Após o término da janela partidária, período repleto de movimentações de olho na eleição de outubro, o desenho das pré-candidaturas à Presidência da República não inclui, até o momento, nenhuma mulher na disputa.
A se confirmar o quadro atual, seria a primeira vez desde 2002 em que a corrida ao Planalto contaria somente com homens — com o presidente Luiz Inácio Lula da Silva (PT) e o senador Flávio Bolsonaro (PL) encabeçando a lista.

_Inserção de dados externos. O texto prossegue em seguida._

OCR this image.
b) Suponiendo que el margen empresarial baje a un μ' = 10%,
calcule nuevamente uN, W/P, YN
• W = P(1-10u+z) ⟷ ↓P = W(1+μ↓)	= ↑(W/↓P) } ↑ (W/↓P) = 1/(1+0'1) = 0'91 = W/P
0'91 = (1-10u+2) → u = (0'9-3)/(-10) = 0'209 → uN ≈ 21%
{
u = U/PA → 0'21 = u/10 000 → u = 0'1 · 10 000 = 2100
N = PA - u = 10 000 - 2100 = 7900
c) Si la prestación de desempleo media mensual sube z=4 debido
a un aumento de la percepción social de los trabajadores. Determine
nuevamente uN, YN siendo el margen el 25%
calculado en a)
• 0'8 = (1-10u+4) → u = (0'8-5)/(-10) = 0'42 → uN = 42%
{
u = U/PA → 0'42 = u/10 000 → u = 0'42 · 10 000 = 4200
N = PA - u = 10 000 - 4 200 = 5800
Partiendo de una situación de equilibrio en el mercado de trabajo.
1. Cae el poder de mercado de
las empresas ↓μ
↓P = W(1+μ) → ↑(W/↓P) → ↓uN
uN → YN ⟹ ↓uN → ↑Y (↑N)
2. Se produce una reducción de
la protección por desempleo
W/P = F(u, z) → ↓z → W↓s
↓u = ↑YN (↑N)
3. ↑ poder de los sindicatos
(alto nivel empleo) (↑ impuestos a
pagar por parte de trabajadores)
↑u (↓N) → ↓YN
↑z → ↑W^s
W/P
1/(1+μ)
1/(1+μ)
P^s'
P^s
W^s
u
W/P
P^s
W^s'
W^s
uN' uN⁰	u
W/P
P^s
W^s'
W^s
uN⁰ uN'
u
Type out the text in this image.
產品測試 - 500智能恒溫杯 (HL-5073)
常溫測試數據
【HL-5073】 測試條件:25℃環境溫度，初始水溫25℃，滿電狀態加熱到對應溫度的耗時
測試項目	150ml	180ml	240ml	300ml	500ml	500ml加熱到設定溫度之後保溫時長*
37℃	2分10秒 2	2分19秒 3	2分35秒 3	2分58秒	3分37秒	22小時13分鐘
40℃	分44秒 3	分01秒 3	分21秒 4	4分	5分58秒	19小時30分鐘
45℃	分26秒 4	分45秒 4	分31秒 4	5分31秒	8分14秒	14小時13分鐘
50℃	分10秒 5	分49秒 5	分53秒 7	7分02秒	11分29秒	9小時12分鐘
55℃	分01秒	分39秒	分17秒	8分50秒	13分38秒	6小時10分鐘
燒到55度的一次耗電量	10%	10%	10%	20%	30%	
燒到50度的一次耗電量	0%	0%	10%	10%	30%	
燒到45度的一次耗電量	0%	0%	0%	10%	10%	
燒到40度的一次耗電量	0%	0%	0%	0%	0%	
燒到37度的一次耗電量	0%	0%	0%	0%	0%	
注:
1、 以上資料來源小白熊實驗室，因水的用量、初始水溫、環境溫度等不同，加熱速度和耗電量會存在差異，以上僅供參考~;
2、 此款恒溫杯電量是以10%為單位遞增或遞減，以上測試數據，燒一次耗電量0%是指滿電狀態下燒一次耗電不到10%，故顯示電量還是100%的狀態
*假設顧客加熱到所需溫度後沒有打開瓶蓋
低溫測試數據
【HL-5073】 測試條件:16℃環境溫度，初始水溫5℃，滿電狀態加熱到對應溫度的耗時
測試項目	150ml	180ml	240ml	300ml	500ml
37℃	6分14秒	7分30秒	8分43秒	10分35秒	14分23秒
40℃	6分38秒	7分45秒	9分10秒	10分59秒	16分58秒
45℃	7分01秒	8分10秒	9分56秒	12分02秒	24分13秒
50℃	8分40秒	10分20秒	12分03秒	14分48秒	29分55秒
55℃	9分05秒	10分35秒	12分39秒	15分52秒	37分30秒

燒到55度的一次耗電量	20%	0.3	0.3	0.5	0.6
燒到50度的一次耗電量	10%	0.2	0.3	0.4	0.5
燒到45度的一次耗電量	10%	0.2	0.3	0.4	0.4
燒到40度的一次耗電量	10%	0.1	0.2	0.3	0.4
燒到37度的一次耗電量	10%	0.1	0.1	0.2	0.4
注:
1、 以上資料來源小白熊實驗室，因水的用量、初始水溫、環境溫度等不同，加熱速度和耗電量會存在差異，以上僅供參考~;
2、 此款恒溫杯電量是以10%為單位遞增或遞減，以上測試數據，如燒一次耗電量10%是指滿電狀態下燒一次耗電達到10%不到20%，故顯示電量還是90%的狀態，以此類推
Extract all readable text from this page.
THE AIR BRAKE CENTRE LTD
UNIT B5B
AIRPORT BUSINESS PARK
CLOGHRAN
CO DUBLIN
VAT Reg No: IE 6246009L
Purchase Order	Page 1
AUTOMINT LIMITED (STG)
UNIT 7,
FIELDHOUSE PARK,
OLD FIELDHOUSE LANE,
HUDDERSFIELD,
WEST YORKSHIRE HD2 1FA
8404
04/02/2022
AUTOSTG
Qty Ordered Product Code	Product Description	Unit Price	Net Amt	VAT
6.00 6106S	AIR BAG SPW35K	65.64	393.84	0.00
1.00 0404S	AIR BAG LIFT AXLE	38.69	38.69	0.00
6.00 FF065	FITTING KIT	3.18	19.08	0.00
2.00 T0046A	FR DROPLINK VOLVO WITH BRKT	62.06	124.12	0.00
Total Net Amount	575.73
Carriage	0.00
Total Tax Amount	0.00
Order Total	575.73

Especialistas apontam que o cenário de ausência de postulações femininas reflete estruturas partidárias que dificultam o aumento da representatividade em cargos do Executivo.
Além de Lula e Flávio, outros seis homens se apresentam como pré-candidatos à Presidência. Os ex-governadores Ronaldo Caiado (PSD), de Goiás, e Romeu Zema (Novo), de Minas Gerais, renunciaram anunciando a intenção de concorrer. Além deles, posicionaram-se da mesma maneira Aldo Rebelo (DC), Renan Santos (Missão), Cabo Daciolo (Mobiliza) e Augusto Cury (Avante), o último a entrar na lista no fim de semana.
O panorama diverge da última eleição presidencial, que teve quatro candidatas ao Planalto, o maior número do século. Entre elas, estava Simone Tebet (antes no MDB, agora no PSB), que, após a derrota no primeiro turno, assumiu posteriormente ministério na gestão Lula. Também ministra do petista, Marina Silva (Rede) havia disputado em 2010, 2014 e 2018 — os dois primeiros pleitos foram vencidos pela ex-presidente Dilma Rousseff (PT), escolhida como sucessora política de Lula.